Russo é preso porque a filha fez na escola um desenho de protesto contra a guerra

Aleksey Moskalev estava na mira das autoridades desde o ano passado e agora foi detido, com a menina enviada a um orfanato

As autoridades da Rússia prenderam um cidadão local, Aleksey Moskalev, porque a filha dele, Masha, de 12 anos, há pouco menos de um ano fez na sala de aula um desenho de protesto contra a guerra na Ucrânia. A menina agora está um orfanato, de acordo com informações da ONG OVD-Info, que monitora a repressão no país.

O homem já estava na mira do governo, sob a acusação de “desacreditar as forças armadas,” desde abril de 2022. Na ocasião, a filha fez na escola um desenho que mostra uma mulher vestindo as cores da bandeira ucraniana, com uma criança no colo e sob uma chuva de mísseis. A ilustração traz ainda bandeiras dos dois países envolvidos na guerra e as frases “Não à guerra” e Glória à Ucrânia”.

Então, a professora de artes da menina levou o desenho ao diretor da escola, que por sua vez notificou as autoridades. Aleksey passou a ser investigado pelo FSB (Serviço de Segurança Federal, da sigla em inglês), e em dezembro do ano passado foi formalmente acusado, sob a justificativa de havia postado nas redes sociais conteúdo crítico ao conflito.

Após ter a casa invadida e ser interrogado de forma violenta pelas autoridades, o homem decidiu deixar a cidade de Efremov, onde vivia. Mas nem por isso deixou de ser perseguido. Neste quarta-feira (1º), quase um ano após o desenho, ele acabou detido e encaminhado a um presídio. Como ele criava a filha sozinho, vez que a mãe da menina os abandonou há quase dez anos, Masha foi enviada a um orfanato.

Masha Moskaleva exibe o desenho e a frase “Eu sou contra a guerra!”, em russo (Foto: reprodução/ovd.news)
Por que isso importa?

Na Rússia, protestar contra o governo já não era uma tarefa fácil antes da eclosão da guerra na Ucrânia. Os protestos coletivos desapareceram das ruas a partir do momento em que a Justiça local passou a usar a pandemia de Covid-19 como pretexto para punir grandes manifestações, alegando que o acúmulo de pessoas feria as normas sanitárias. Assim, tornou-se comum ver manifestantes solitárias erguendo cartazes com frases contra o governo.

Desde a invasão do país vizinho por tropas russas, no dia 24 de fevereiro, o desafio dos opositores de Putin aumentou consideravelmente, com novos mecanismos legais à disposição do Estado e o aumento da violência policial para silenciar os críticos. Uma lei do início de março, com foco na guerra, pune quem “desacredita o uso das forças armadas”.

Dentro dessa severa nova legislação, os detidos têm que pagar multas que chegam a 300 mil rublos (R$ 22 mil). A pena mais rigorosa é aplicada por divulgar “informações sabidamente falsas” sobre o exército e a “operação militar especial” na Ucrânia, que é como o governo descreve a guerra. A reclusão pode chegar a 15 anos.
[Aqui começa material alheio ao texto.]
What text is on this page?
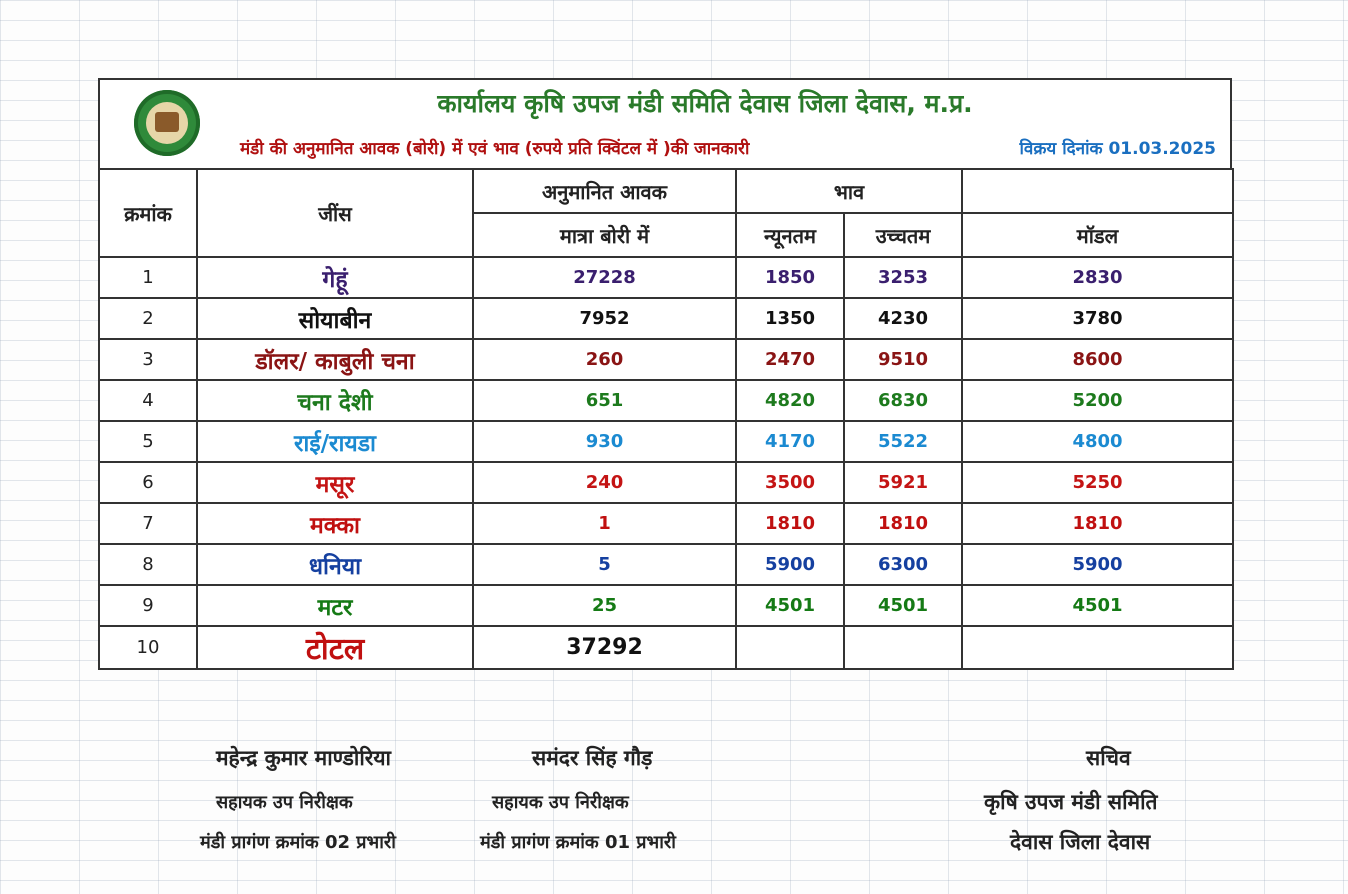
कार्यालय कृषि उपज मंडी समिति देवास जिला देवास, म.प्र.
मंडी की अनुमानित आवक (बोरी) में एवं भाव (रुपये प्रति क्विंटल में )की जानकारी	विक्रय दिनांक 01.03.2025
क्रमांक	जींस	अनुमानित आवक	भाव		
		मात्रा बोरी में	न्यूनतम	उच्चतम	मॉडल
1	गेहूं	27228	1850	3253	2830
2	सोयाबीन	7952	1350	4230	3780
3	डॉलर/ काबुली चना	260	2470	9510	8600
4	चना देशी	651	4820	6830	5200
5	राई/रायडा	930	4170	5522	4800
6	मसूर	240	3500	5921	5250
7	मक्का	1	1810	1810	1810
8	धनिया	5	5900	6300	5900
9	मटर	25	4501	4501	4501
10	टोटल	37292			
महेन्द्र कुमार माण्डोरिया
सहायक उप निरीक्षक
मंडी प्रागंण क्रमांक 02 प्रभारी
समंदर सिंह गौड़
सहायक उप निरीक्षक
मंडी प्रागंण क्रमांक 01 प्रभारी
सचिव
कृषि उपज मंडी समिति
देवास जिला देवास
O cenário mudou levemente com a mobilização militar parcial anunciada no dia 20 de setembro. O risco de serem obrigados a lutar na Ucrânia levou milhares de reservistas a fugir do país, com fronteiras lotadas em países como GeórgiaMongólia e Cazaquistão. Entre os que ficaram, a ideia de aceitar a convocação nunca foi unanimidade, e protestos populares voltaram a ser registrados em todos os cantos. 

Somente na primeira semana que sucedeu o anúncio, a OVD-Info registrou quase 2,5 mil detenções em protestos populares contra a mobilização. E o número real de detidos tende a ser maior, vez que a entidade contabiliza somente os nomes que confirmou e que foi autorizada a divulgar, tendo sempre como base as listas fornecidas pelas autoridades.

Desde o início da guerra, a ONG reporta mais de 19,5 mil detenções em protestos contra a guerra em todo o país, com 400 pessoas levadas ao tribunal para responder criminalmente por seus atos. A enorme maioria dos casos, cerca de 15 mil, foi registrada no primeiro mês de guerra. Depois, houve um pico entre setembro e outubro, devido ao recrutamento. Entre dezembro de 2022 e janeiro de 2023, foram registradas somente 22 detenções, um sinal de que a repressão estatal tem funcionado.